Fra Guardian
A quick recap, for anyone just tuning in.
Greece’s prime minister is under intense pressure tonight to accept even tougher economic reforms and austerity measures, or see his country pushed out of the eurozone.
Alexis Tsipas , the other 18 eurozone leaders, and the heads of the IMF, ECB and EU are locked in talks at the emergency summit to discuss Greece’s request for a third bailout.
The proposal on the table would force Greece to vote through sweeping changes by Wednesday night. Or, it would be offered a ‘temporary Grexit’; an opportunity to restructure its debts.
[In case no agreement could be reached, Greece should be offered swift negotiations on a time-out from the euro area, with possible debt restructuring].
The plan also suggests Greece surrenders €50bn of valuable assets to a euro-body, who would sell them off to pay down debt. Unless Athens cracks on with privatisations in a way it has never managed before.

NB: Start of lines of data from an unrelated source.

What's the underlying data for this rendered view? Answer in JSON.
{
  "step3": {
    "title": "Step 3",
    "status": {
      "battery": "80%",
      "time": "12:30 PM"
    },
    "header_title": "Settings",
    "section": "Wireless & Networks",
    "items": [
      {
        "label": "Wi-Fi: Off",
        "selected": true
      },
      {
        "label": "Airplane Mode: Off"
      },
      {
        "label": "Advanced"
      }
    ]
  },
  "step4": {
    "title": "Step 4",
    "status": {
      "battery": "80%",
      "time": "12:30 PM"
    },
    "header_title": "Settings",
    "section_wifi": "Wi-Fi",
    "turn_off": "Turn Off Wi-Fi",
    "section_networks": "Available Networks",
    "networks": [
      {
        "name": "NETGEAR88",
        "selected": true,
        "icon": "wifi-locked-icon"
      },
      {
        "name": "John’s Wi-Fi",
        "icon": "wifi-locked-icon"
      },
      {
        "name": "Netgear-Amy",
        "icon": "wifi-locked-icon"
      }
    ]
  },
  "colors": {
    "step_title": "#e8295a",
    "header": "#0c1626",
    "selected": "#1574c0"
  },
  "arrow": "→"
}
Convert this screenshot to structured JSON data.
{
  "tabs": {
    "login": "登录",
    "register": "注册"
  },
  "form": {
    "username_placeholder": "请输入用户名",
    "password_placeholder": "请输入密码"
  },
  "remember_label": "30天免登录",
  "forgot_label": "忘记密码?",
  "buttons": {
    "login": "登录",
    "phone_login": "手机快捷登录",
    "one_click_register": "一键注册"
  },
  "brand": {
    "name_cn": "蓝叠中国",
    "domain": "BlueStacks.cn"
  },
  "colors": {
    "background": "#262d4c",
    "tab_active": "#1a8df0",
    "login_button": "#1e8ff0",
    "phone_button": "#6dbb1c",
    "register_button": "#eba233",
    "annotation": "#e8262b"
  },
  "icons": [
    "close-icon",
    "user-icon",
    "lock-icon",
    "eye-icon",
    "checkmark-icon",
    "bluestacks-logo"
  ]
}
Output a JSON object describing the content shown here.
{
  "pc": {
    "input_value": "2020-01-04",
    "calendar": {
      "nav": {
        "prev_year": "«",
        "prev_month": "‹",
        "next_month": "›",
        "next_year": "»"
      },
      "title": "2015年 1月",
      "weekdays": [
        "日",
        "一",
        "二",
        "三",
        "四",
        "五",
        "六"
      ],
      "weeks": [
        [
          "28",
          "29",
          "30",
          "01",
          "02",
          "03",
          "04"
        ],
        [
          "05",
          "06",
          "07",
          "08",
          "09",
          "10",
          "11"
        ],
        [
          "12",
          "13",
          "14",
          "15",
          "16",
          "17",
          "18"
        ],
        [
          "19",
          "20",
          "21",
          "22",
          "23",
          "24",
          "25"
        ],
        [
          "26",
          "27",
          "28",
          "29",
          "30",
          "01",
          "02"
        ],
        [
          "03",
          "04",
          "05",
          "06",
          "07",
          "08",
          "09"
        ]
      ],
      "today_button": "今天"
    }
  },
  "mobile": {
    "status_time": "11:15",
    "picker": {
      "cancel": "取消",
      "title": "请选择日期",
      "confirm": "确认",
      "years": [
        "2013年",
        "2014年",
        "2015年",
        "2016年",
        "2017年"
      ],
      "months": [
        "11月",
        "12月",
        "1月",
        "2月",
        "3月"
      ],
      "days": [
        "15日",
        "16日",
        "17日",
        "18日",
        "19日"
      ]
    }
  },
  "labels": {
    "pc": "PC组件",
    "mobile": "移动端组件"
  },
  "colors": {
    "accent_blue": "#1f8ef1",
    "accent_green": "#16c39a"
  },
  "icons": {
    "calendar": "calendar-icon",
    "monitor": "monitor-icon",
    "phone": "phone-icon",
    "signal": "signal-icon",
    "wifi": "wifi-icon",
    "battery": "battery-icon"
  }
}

We hear that Tsipras was put under the cosh in a meeting with Angela Merkel, Donald Tusk and Francois Hollande a couple of hours ago:
The draft proposal, which comes from this morning’s eurozone finance ministers, forces Greece to take these seven steps straight away:
- Streamlining VAT
- Broadening the tax base
- Sustainability of pension system
- Adopt a code of civil procedure
- Safeguarding of legal independence for Greece ELSTAT — the statistic office
- Full implementation of automatic spending cuts
- Meet bank recovery and resolution directive
And also get the ball moving on another five points:
- Privatize electricity transmission grid
- Take decisive action on non-performing loans
- Ensure independence of privatization body TAIPED
- De-Politicize the Greek administration
- Return of officials from its creditors to Athens
Professor Karl Whelan argues that Germany is trying to force Greece out.
Other analysts, economists and commentators are also staggered by the scale of these demands — given Greece effectively agreed to its creditors former demands last week.